The Brexit vote was the first major political event of a generation, and it will be remembered as the biggest political disaster in modern times.
The Brexit vote, which saw the UK’s exit from the European Union (EU) and the establishment of a “soft” border with the EU, saw the country leave the European Economic Area (EEA), and then the UK and the EU signed a deal to return to the EEA in 2019.
The deal allowed the UK to remain within the Schengen zone of free movement and movement of goods, services and capital.
The next big event on the political agenda, however, will be the Brexit referendum on June 23rd.
This will be seen as a referendum on the terms of Brexit, and the results of the vote will determine whether or not the UK will remain within that arrangement.
If the UK votes to leave, it will become a country that no longer has access to the Single Market.

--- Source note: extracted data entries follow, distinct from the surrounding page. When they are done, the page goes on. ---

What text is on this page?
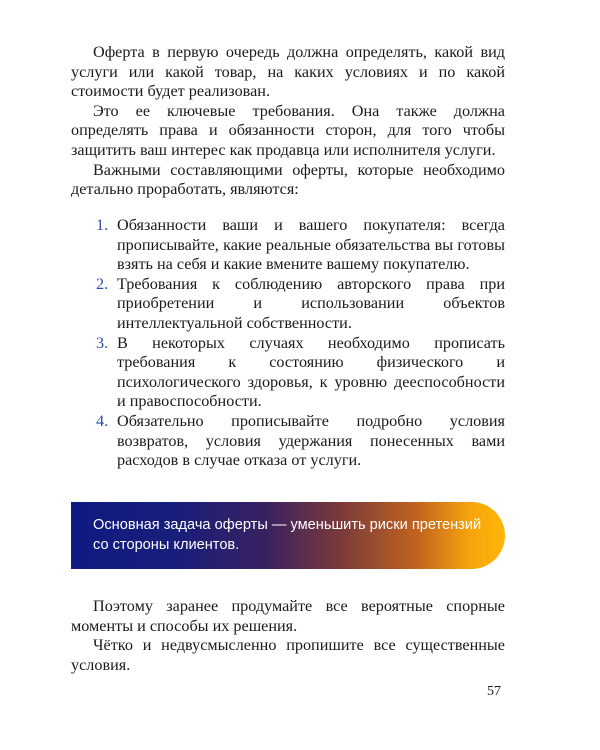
Оферта в первую очередь должна определять, какой вид услуги или какой товар, на каких условиях и по какой стоимости будет реализован.

Это ее ключевые требования. Она также должна определять права и обязанности сторон, для того чтобы защитить ваш интерес как продавца или исполнителя услуги.

Важными составляющими оферты, которые необходимо детально проработать, являются:

1. Обязанности ваши и вашего покупателя: всегда прописывайте, какие реальные обязательства вы готовы взять на себя и какие вмените вашему покупателю.
2. Требования к соблюдению авторского права при приобретении и использовании объектов интеллектуальной собственности.
3. В некоторых случаях необходимо прописать требования к состоянию физического и психологического здоровья, к уровню дееспособности и правоспособности.
4. Обязательно прописывайте подробно условия возвратов, условия удержания понесенных вами расходов в случае отказа от услуги.
Основная задача оферты — уменьшить риски претензий со стороны клиентов.

Поэтому заранее продумайте все вероятные спорные моменты и способы их решения.

Чётко и недвусмысленно пропишите все существенные условия.

57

The UK will also be left without access to access to many of the benefits of the Single European Market, such as the EU-wide Schengal system.
The result of Brexit will likely be a sharp slowdown in the economy, as the UK economy will struggle to attract and retain investment.
There is also the possibility of a sharp drop in exports, as many businesses will be reluctant to take on more employees.
There will also likely be some disruption to public services, and there will be an increase in the amount of migration into the country.
The Brexit debate, however will continue.
The economic impact of BrexitIn the early stages of the Brexit debate a common view was that the impact of the UK leaving the EU would be negative, but after the referendum result, many economists are beginning to question that view.
Brexit, they argue, will have a negative impact on the UK, and may lead to a recession.
Some economists, such in the Bank of England and the IMF, have argued that the EU may not need to worry about the UK exiting the EU.
In particular, they point out that the Brexit vote may have been a blow to the economies of the eurozone, which is dependent on the single market.
Brexit has also triggered a debate on the effects of Brexit on the wider global economy.
Many economists, including some in the IMF and the Bank, have suggested that the economic impact will be minimal and the economic benefits of Brexit may not be significant.
Many economists have also argued that Brexit is unlikely to have a significant negative impact upon the global economy, but will have very little effect on the eurozone.
There have also been claims that Brexit may lead the UK into a recession, and that it will hurt the economy of other countries.
In the past, the economic impacts of Brexit have not been taken into account in economic forecasts.
However, some economists have argued for a more careful approach, and have pointed to the potential for the UK not to leave the ELA in 2019, and therefore not to be subject to the Schembre agreement, as well as a fall in the value of the pound.
The impact of UK exit from EEAThe economic consequences of Brexit could also have a positive impact on other countries in the EU and beyond.
The EEA is the area in which all the countries of the EU are located.
It is a free trade area, and is one of the largest and most dynamic markets in the world.
The EEA includes most of the European countries, as also the 28 member states of the Commonwealth of Independent States (CIS), plus Iceland, Liechtenstein, Norway, Switzerland, Iceland and a few others.
Brexit may have had a significant impact on economic relations in the ESEA, and this will be reflected in future trade relations.
In the short term, the UK could be a significant drain on the economies and services of the ESA, as other countries will be less willing to invest in UK industries.
Brexit could also lead to increased competition in the trade between the EU members.
In addition, it may lead companies in the UK (and others) to look at other markets for the future, such the Asia-Pacific region.
This may lead other companies in Europe to look for cheaper labour and cheaper products.
The UK could also see an increase to the cost of living in some of its neighbours.
The economic impact on some European countries has been already seen in the last few years, but the Brexit decision may increase the costs for people in some parts of the country in the future.
In addition, Brexit may have a very positive effect on international trade.
Some economists argue that the UK would be able to negotiate a better deal with the rest of the world, and be able attract more foreign investment into the UK.
The EU may also benefit from Brexit, if the UK leaves the EFA.
This is because the UK is a member of the customs union, which allows the UK access to customs and other external markets, which can be crucial to the stability of the global financial system.